1.2. Cas de Pierre

La pathologie de Pierre est le résultat d’un ensemble de facteurs. L’objectif est non seulement de saisir ces facteurs mais aussi de comprendre le fonctionnement de la personnalité du sujet à partir des tests projectifs.

1.2.1. Pierre, à la recherche de son identité

Le déclenchement de la maladie de Pierre et les conditions dans lesquelles elle survient dépend d’un ensemble de circonstances. En parlant de dépression, Pierre se place d’emblée dans ce qui constitue la trame de sa problématique. Dans ce sens, la dépression peut être comprise comme l’expression d’une souffrance intérieure que vit le sujet. Quels sont les facteurs à l’origine de cette souffrance ?

Pierre se situe dans un conflit relationnel avec sa mère. Ce conflit repose sur le non-respect des interdits et des principes posés par celle-ci. En ce sens, il convient de noter que la mère représente l’image phallique dans la famille (monoparentale). C’est une mère castratrice car c’est elle qui dicte les lois à respecter à la maison. C’est certainement la raison pour laquelle la mère de Pierre n’est jamais restée longtemps avec ses conjoints (le père de ses enfants). Dans la société Fang dont elle est originaire, on peut parler du phénomène d’Akagha. Dans cette société, ce phénomène se caractérise par le fait que certaines femmes possèdent un esprit qui ne leur permet pas vivre avec un homme dans leur vie. Pour cela, elles restent célibataires toute leur vie. La violation de ces interdits peut être à l’origine d’un ensemble de conséquences, parmi lesquelles les conflits conjugaux entraînant des ruptures.

On peut noter chez Pierre une absence d’image paternelle. Ce qui peut poser une difficulté identificatoire.
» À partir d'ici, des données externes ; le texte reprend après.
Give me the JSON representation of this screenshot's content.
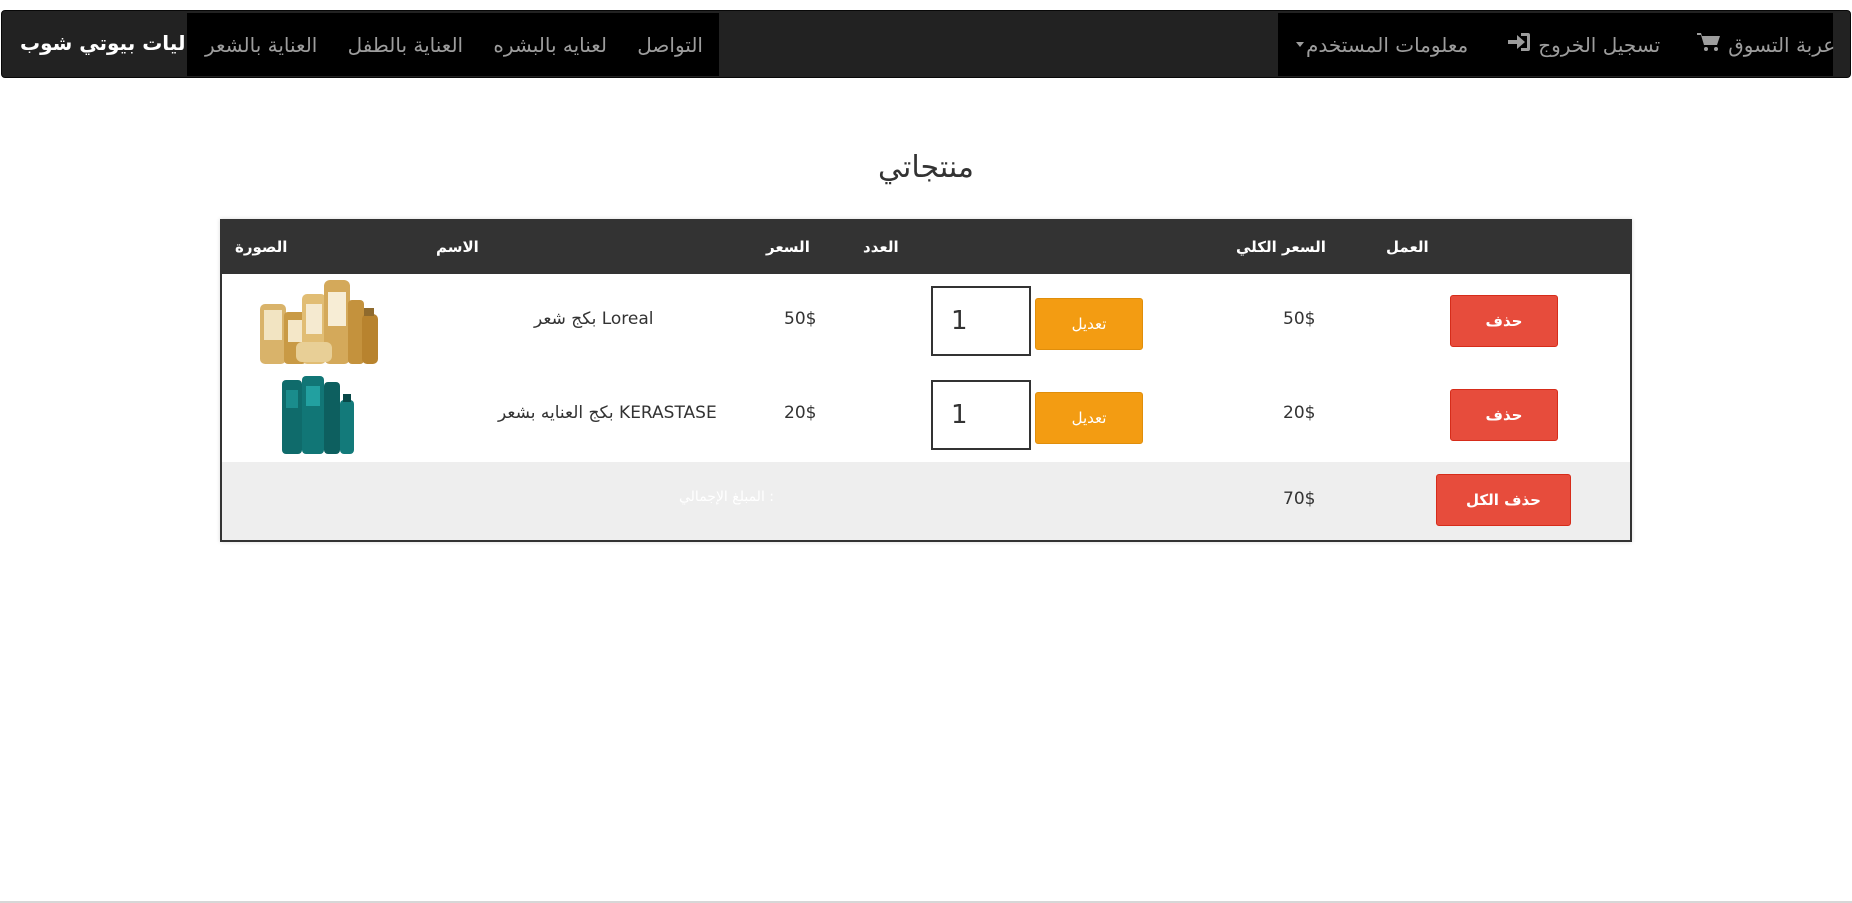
{
  "navbar": {
    "brand": "جماليات بيوتي شوب",
    "links": [
      "العناية بالشعر",
      "العناية بالطفل",
      "لعنايه بالبشره",
      "التواصل"
    ],
    "user_menu": "معلومات المستخدم",
    "logout": "تسجيل الخروج",
    "cart": "عربة التسوق"
  },
  "page": {
    "title": "منتجاتي"
  },
  "table": {
    "headers": {
      "image": "الصورة",
      "name": "الاسم",
      "price": "السعر",
      "quantity": "العدد",
      "total": "السعر الكلي",
      "action": "العمل"
    },
    "rows": [
      {
        "name": "بكج شعر Loreal",
        "price": "50$",
        "quantity": "1",
        "edit_label": "تعديل",
        "total": "50$",
        "delete_label": "حذف"
      },
      {
        "name": "بكج العنايه بشعر KERASTASE",
        "price": "20$",
        "quantity": "1",
        "edit_label": "تعديل",
        "total": "20$",
        "delete_label": "حذف"
      }
    ],
    "footer": {
      "total_label": "المبلغ الإجمالي :",
      "total_value": "70$",
      "delete_all_label": "حذف الكل"
    }
  },
  "colors": {
    "navbar_bg": "#222222",
    "nav_highlight_bg": "#000000",
    "edit_button": "#f39c12",
    "delete_button": "#e74c3c",
    "table_header": "#333333"
  }
}
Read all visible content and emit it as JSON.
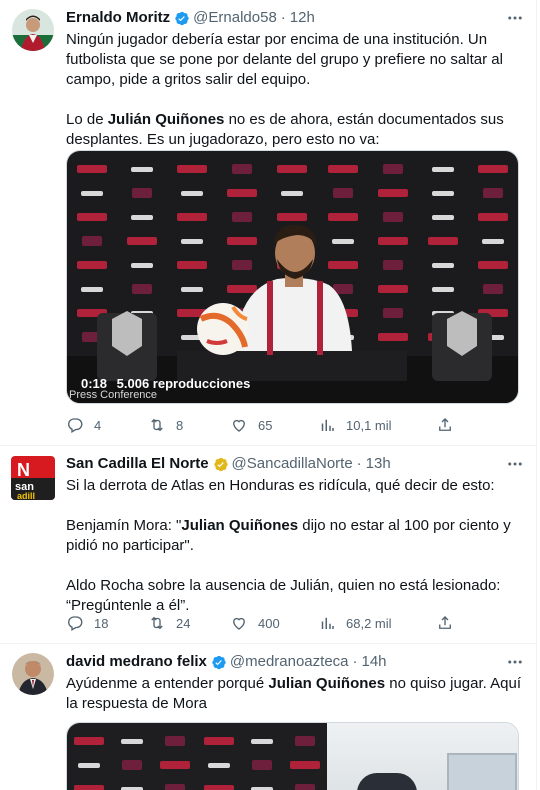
{
  "colors": {
    "verified_blue": "#1d9bf0",
    "verified_gold": "#e2b719",
    "secondary_text": "#536471",
    "divider": "#eff3f4"
  },
  "tweets": [
    {
      "name": "Ernaldo Moritz",
      "badge": "verified-blue-icon",
      "handle": "@Ernaldo58",
      "dot": "·",
      "time": "12h",
      "p1": "Ningún jugador debería estar por encima de una institución. Un futbolista que se pone por delante del grupo y prefiere no saltar al campo, pide a gritos salir del equipo.",
      "p2_pre": "Lo de ",
      "p2_bold": "Julián Quiñones",
      "p2_post": " no es de ahora, están documentados sus desplantes. Es un jugadorazo, pero esto no va:",
      "video": {
        "duration": "0:18",
        "views": "5.006 reproducciones",
        "caption": "Press Conference"
      },
      "replies": "4",
      "retweets": "8",
      "likes": "65",
      "views": "10,1 mil"
    },
    {
      "name": "San Cadilla El Norte",
      "badge": "verified-gold-icon",
      "handle": "@SancadillaNorte",
      "dot": "·",
      "time": "13h",
      "p1": "Si la derrota de Atlas en Honduras es ridícula, qué decir de esto:",
      "p2_pre": "Benjamín Mora: \"",
      "p2_bold": "Julian Quiñones",
      "p2_post": " dijo no estar al 100 por ciento y pidió no participar\".",
      "p3": "Aldo Rocha sobre la ausencia de Julián, quien no está lesionado: “Pregúntenle a él”.",
      "replies": "18",
      "retweets": "24",
      "likes": "400",
      "views": "68,2 mil"
    },
    {
      "name": "david medrano felix",
      "badge": "verified-blue-icon",
      "handle": "@medranoazteca",
      "dot": "·",
      "time": "14h",
      "p1_pre": "Ayúdenme a entender porqué ",
      "p1_bold": "Julian Quiñones",
      "p1_post": " no quiso jugar. Aquí la respuesta de Mora"
    }
  ]
}
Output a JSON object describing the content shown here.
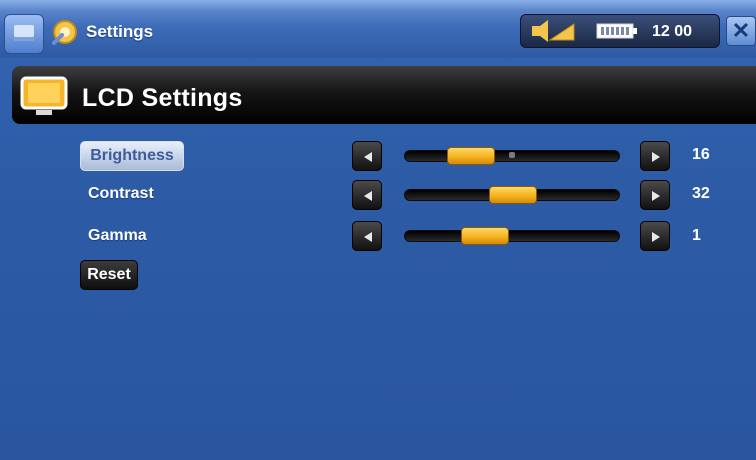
{
  "titlebar": {
    "title": "Settings",
    "clock": "12 00",
    "close_label": "✕"
  },
  "header": {
    "title": "LCD Settings"
  },
  "settings": [
    {
      "label": "Brightness",
      "value": "16",
      "level": 0.25,
      "selected": true
    },
    {
      "label": "Contrast",
      "value": "32",
      "level": 0.5,
      "selected": false
    },
    {
      "label": "Gamma",
      "value": "1",
      "level": 0.3,
      "selected": false
    }
  ],
  "reset_label": "Reset",
  "icons": {
    "home": "home-icon",
    "settings": "settings-satellite-icon",
    "sound": "speaker-icon",
    "battery": "battery-icon",
    "close": "close-icon",
    "lcd": "monitor-icon",
    "left": "arrow-left-icon",
    "right": "arrow-right-icon"
  },
  "colors": {
    "background": "#2a56a0",
    "knob": "#f4b21f",
    "header_band": "#000000"
  }
}
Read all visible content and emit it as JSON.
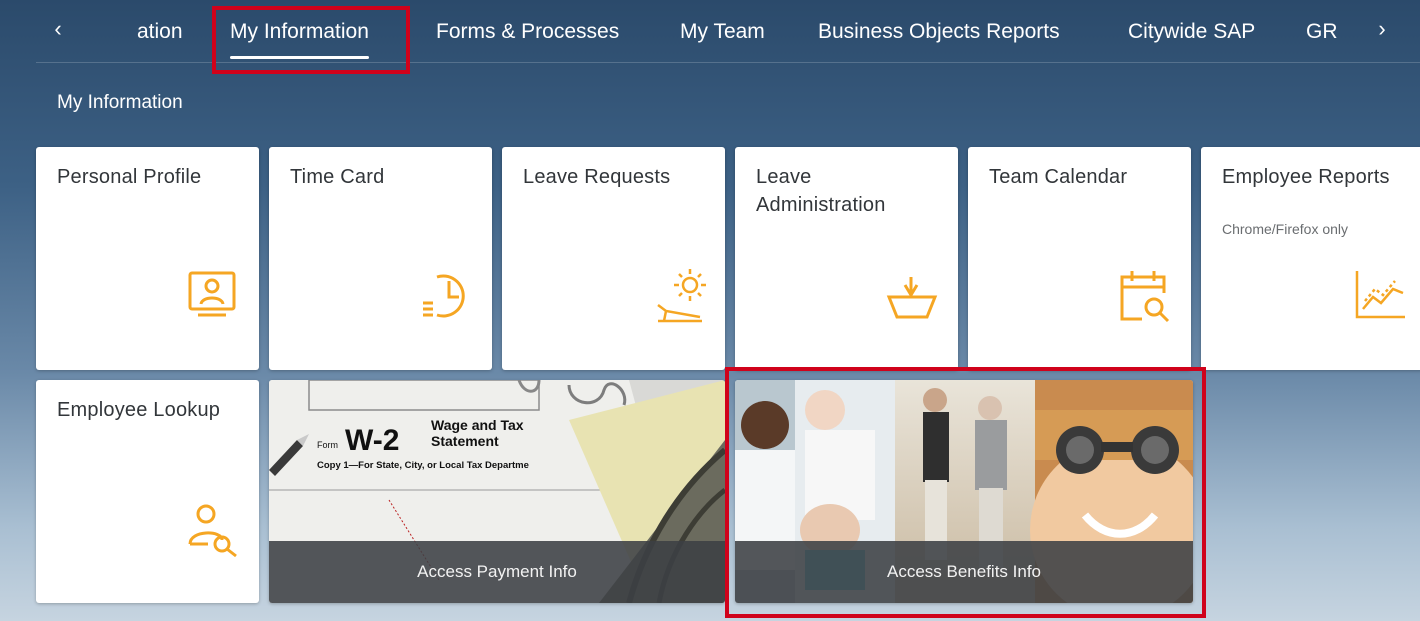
{
  "nav": {
    "prev_arrow": "‹",
    "next_arrow": "›",
    "tabs": [
      {
        "label": "ation"
      },
      {
        "label": "My Information"
      },
      {
        "label": "Forms & Processes"
      },
      {
        "label": "My Team"
      },
      {
        "label": "Business Objects Reports"
      },
      {
        "label": "Citywide SAP"
      },
      {
        "label": "GR"
      }
    ]
  },
  "section": {
    "title": "My Information"
  },
  "tiles": [
    {
      "title": "Personal Profile",
      "icon": "personal-profile-icon"
    },
    {
      "title": "Time Card",
      "icon": "time-card-icon"
    },
    {
      "title": "Leave Requests",
      "icon": "leave-requests-icon"
    },
    {
      "title": "Leave Administration",
      "icon": "leave-administration-icon"
    },
    {
      "title": "Team Calendar",
      "icon": "team-calendar-icon"
    },
    {
      "title": "Employee Reports",
      "subtitle": "Chrome/Firefox only",
      "icon": "employee-reports-icon"
    },
    {
      "title": "Employee Lookup",
      "icon": "employee-lookup-icon"
    }
  ],
  "image_tiles": [
    {
      "caption": "Access Payment Info",
      "form": {
        "form_label": "Form",
        "form_number": "W-2",
        "form_title_1": "Wage and Tax",
        "form_title_2": "Statement",
        "copy_line": "Copy 1—For State, City, or Local Tax Departme"
      }
    },
    {
      "caption": "Access Benefits Info"
    }
  ],
  "colors": {
    "accent_icon": "#f5a623",
    "highlight": "#d0021b",
    "tile_bg": "#ffffff",
    "caption_bg": "#3c4044"
  }
}
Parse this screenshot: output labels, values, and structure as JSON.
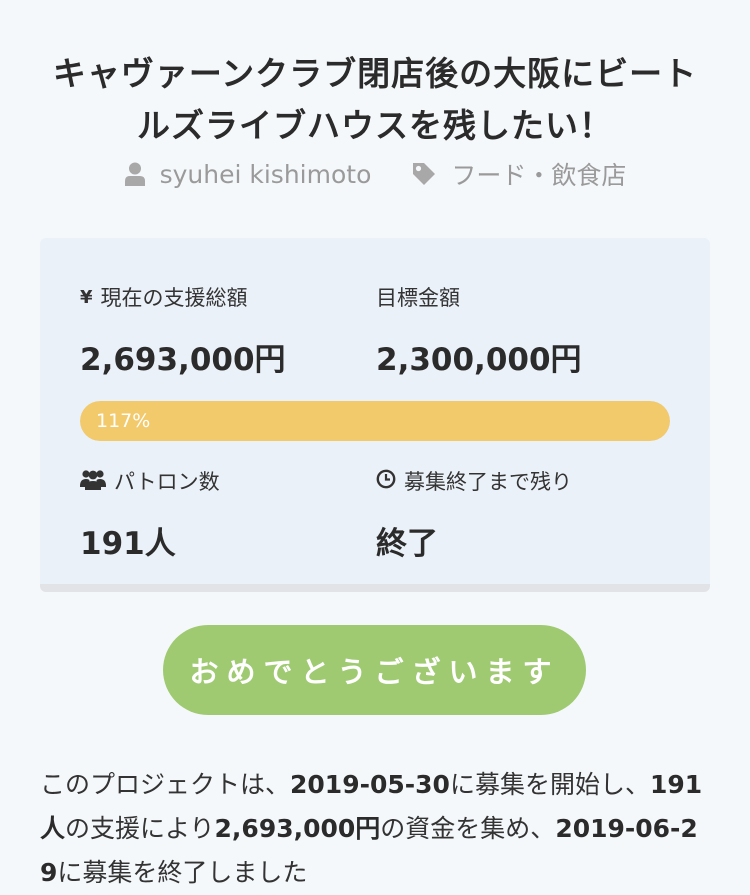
{
  "project": {
    "title": "キャヴァーンクラブ閉店後の大阪にビートルズライブハウスを残したい！",
    "owner": "syuhei kishimoto",
    "category": "フード・飲食店"
  },
  "stats": {
    "current_label": "現在の支援総額",
    "current_value": "2,693,000円",
    "goal_label": "目標金額",
    "goal_value": "2,300,000円",
    "progress_text": "117%",
    "progress_fraction": 1.17,
    "patrons_label": "パトロン数",
    "patrons_value": "191人",
    "remaining_label": "募集終了まで残り",
    "remaining_value": "終了",
    "currency_symbol": "¥"
  },
  "cta": {
    "label": "おめでとうございます"
  },
  "summary": {
    "t1": "このプロジェクトは、",
    "start_date": "2019-05-30",
    "t2": "に募集を開始し、",
    "patrons": "191人",
    "t3": "の支援により",
    "amount": "2,693,000円",
    "t4": "の資金を集め、",
    "end_date": "2019-06-29",
    "t5": "に募集を終了しました"
  },
  "icons": {
    "owner": "user-icon",
    "category": "tag-icon",
    "current": "yen-icon",
    "patrons": "group-icon",
    "remaining": "clock-icon"
  },
  "colors": {
    "progress": "#f2c96b",
    "cta": "#9fca71",
    "card": "#ebf1f8"
  }
}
A travers les entretiens, on peut noter que Pierre n’a jamais officiellement son père géniteur. Pour cela, il s’accroche à un homme que la mère a connu dans sa vie et qu’il considère comme son père. Dans cette perspective, il y a chez le sujet la recherche d’une image paternelle et identificatoire qui lui permettra de sortir de sa relation duelle et fusionnelle avec la mère. Dans cette relation, la mère est super protège son fils qui ne le supporte pas. Cette super protection se caractérise par un investissement affectif de la mère sur Pierre qu’il considère comme son « fils-chéri », son espoir et qu’elle l’encourage dans ses études.

Ainsi, c’est cette relation super protectrice mal vécue par Pierre qui a pu être à l’origine du conflit relationnel avec la mère. L’absence d’une figure paternelle stable peut être à l’origine d’une souffrance identitaire pouvant pousser le sujet à rechercher une image identificatoire. Pour cela, pour essayer de palier cette souffrance identitaire, Pierre utilise deux moyens, à savoir la prise des produits toxiques (chanvre, alcool, cigarette) et le désir de devenir religieux (prêtre ou diacre). En ce qui concerne la consommation des produits toxiques ou le « passage à l’acte toxique », il serait le résultat d’une souffrance identitaire chez Pierre. D. Derivois (2004) 172 note que l’utilisation de la drogue par le sujet révèle chez le sujet une souffrance identitaire. La consommation fréquente du produit toxique constitue une tentative de symbolisation pour Pierre.

Notes
172.

Daniel Dérivois, Psychodynamique du lien drogue-crime à l’adolescence. Paris, L’Harmattan, 2004, 202 p.